Rate limiting middleware in AdonisJS
Leverage AdonisJS middleware to enforce limits before requests reach route handlers or database code:
// start/kernel.ts
import { middleware } from '@adonisjs/core';
import { RateLimiterRedis } from 'rate-limiter-flexible';
import { Redis } from '@upstash/redis';
const redisClient = new Redis({ url: process.env.UPSTASH_REDIS_URL, token: process.env.UPSTASH_REDIS_TOKEN });
const rateLimiter = new RateLimiterRedis({
storeClient: redisClient,
keyPrefix: 'middlebrick_rl',
points: 100, // 100 requests
duration: 60, // per 60 seconds
blockDuration: 60, // block for 60 seconds when exceeded
});
export const rateLimiter = middleware(async (ctx, next) => {
try {
await rateLimiter.consume(ctx.request.ip);
await next();
} catch {
ctx.response.status(429).send({ error: 'Too many requests' });
}
});
Apply this middleware to sensitive routes or globally in starter.ts to reduce load on CockroachDB:
// start/routes.ts
import Route from '@ioc:Adonis/Core/Route';
import { rateLimiter } from 'App/Middleware/rateLimiter';
Route.group(() => {
Route.post('/register', 'UserController.register').middleware([rateLimiter]);
Route.post('/transfer', 'AccountController.transfer').middleware([rateLimiter]);
}).prefix('api/v1');
Idempotent transactions and retry budgets with CockroachDB
Design transactions to be safe under retries and use short, targeted operations to reduce lock contention:
import { DateTime } from 'luxon';
import User from 'App/Models/User';
import Account from 'App/Models/Account';
export default class AccountController {
public async transfer({ request, response }: HttpContextContract) {
const { fromId, toId, amount } = request.only(['fromId', 'toId', 'amount']);
const txId = `${fromId}:${toId}:${DateTime.local().toISO()}`;
// Use a unique constraint or idempotency key to avoid duplicate processing
const existing = await Transaction.query().where('tx_id', txId).first();
if (existing) {
return response.conflict({ error: 'Duplicate request' });
}
const trx = await Database.transaction();
try {
const fromAcc = await Account.query().where('user_id', fromId).forUpdate(trx).firstOrFail();
if (fromAcc.balance < amount) {
throw new Error('Insufficient funds');
}
fromAcc.balance -= amount;
await fromAcc.save(trx);
const toAcc = await Account.query().where('user_id', toId).forUpdate(trx).firstOrFail();
toAcc.balance += amount;
await toAcc.save(trx);
await Transaction.create({ tx_id: txId, from_id: fromId, to_id: toId, amount }, trx);
await trx.commit();
} catch (error) {
await trx.rollback();
if (error.name === 'SequelizeUniqueConstraintError') {
return response.conflict({ error: 'Duplicate or conflicting request' });
}
throw error;
}
}
}
Notes:
forUpdate(trx)places row-level locks within the transaction to reduce write skew, important under high concurrency on CockroachDB.- An idempotency key (tx_id) prevents duplicate processing when clients retry, which otherwise can amplify load on the cluster.

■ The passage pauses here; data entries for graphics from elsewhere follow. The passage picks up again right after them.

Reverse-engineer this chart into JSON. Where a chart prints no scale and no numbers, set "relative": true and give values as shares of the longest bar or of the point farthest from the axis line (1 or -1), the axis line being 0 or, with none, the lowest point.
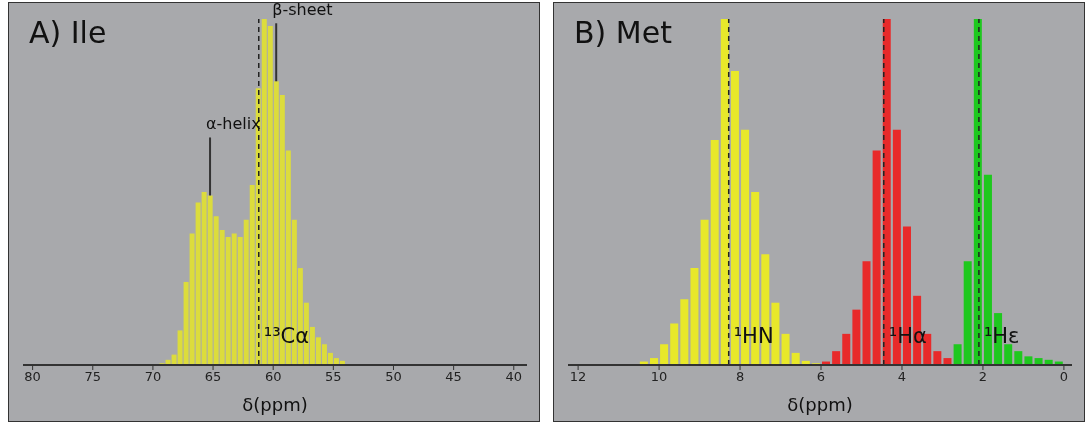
{
  "chart_data": [
    {
      "type": "bar",
      "title": "A) Ile",
      "xlabel": "δ(ppm)",
      "relative": true,
      "color": "#dcdc3c",
      "x": [
        54.25,
        54.75,
        55.25,
        55.75,
        56.25,
        56.75,
        57.25,
        57.75,
        58.25,
        58.75,
        59.25,
        59.75,
        60.25,
        60.75,
        61.25,
        61.75,
        62.25,
        62.75,
        63.25,
        63.75,
        64.25,
        64.75,
        65.25,
        65.75,
        66.25,
        66.75,
        67.25,
        67.75,
        68.25,
        68.75,
        69.25
      ],
      "values": [
        0.012,
        0.02,
        0.035,
        0.06,
        0.08,
        0.11,
        0.18,
        0.28,
        0.42,
        0.62,
        0.78,
        0.82,
        0.98,
        1,
        0.8,
        0.52,
        0.42,
        0.37,
        0.38,
        0.37,
        0.39,
        0.43,
        0.49,
        0.5,
        0.47,
        0.38,
        0.24,
        0.1,
        0.03,
        0.015,
        0.005
      ],
      "xlim": [
        80.8,
        38.9
      ],
      "xticks": [
        80,
        75,
        70,
        65,
        60,
        55,
        50,
        45,
        40
      ],
      "ref_lines": [
        {
          "axis": "x",
          "value": 61.2,
          "label": "¹³Cα",
          "line_style": "dashed",
          "color": "#222222"
        }
      ],
      "annotations": [
        {
          "text": "α-helix",
          "x": 65.25,
          "y": 0.49
        },
        {
          "text": "β-sheet",
          "x": 59.75,
          "y": 0.82
        }
      ]
    },
    {
      "type": "bar",
      "title": "B) Met",
      "xlabel": "δ(ppm)",
      "relative": true,
      "series": [
        {
          "color": "#e8e82a",
          "x": [
            6.125,
            6.375,
            6.625,
            6.875,
            7.125,
            7.375,
            7.625,
            7.875,
            8.125,
            8.375,
            8.625,
            8.875,
            9.125,
            9.375,
            9.625,
            9.875,
            10.125,
            10.375
          ],
          "values": [
            0.005,
            0.012,
            0.035,
            0.09,
            0.18,
            0.32,
            0.5,
            0.68,
            0.85,
            1,
            0.65,
            0.42,
            0.28,
            0.19,
            0.12,
            0.06,
            0.02,
            0.01
          ]
        },
        {
          "color": "#e82a2a",
          "x": [
            2.875,
            3.125,
            3.375,
            3.625,
            3.875,
            4.125,
            4.375,
            4.625,
            4.875,
            5.125,
            5.375,
            5.625,
            5.875
          ],
          "values": [
            0.02,
            0.04,
            0.09,
            0.2,
            0.4,
            0.68,
            1,
            0.62,
            0.3,
            0.16,
            0.09,
            0.04,
            0.01
          ]
        },
        {
          "color": "#1ec81e",
          "x": [
            0.125,
            0.375,
            0.625,
            0.875,
            1.125,
            1.375,
            1.625,
            1.875,
            2.125,
            2.375,
            2.625
          ],
          "values": [
            0.01,
            0.015,
            0.02,
            0.025,
            0.04,
            0.06,
            0.15,
            0.55,
            1,
            0.3,
            0.06
          ]
        }
      ],
      "xlim": [
        12.25,
        -0.2
      ],
      "xticks": [
        12,
        10,
        8,
        6,
        4,
        2,
        0
      ],
      "ref_lines": [
        {
          "axis": "x",
          "value": 8.28,
          "label": "¹HN",
          "line_style": "dashed",
          "color": "#222222"
        },
        {
          "axis": "x",
          "value": 4.45,
          "label": "¹Hα",
          "line_style": "dashed",
          "color": "#222222"
        },
        {
          "axis": "x",
          "value": 2.1,
          "label": "¹Hε",
          "line_style": "dashed",
          "color": "#222222"
        }
      ]
    }
  ]
}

- Short transactions and targeted queries reduce the window for contention and abort retries.
Schema and index considerations
Ensure CockroachDB tables have appropriate indexes to make point lookups and row locks efficient:
-- Example index to support the forUpdate lookup by user_id
CREATE INDEX IF NOT EXISTS idx_accounts_user_id ON accounts (user_id);
By combining middleware rate limiting, idempotent transaction design, and proper database indexing, the AdonisJS + CockroachDB stack can better withstand abusive request patterns while maintaining consistency and low abort rates.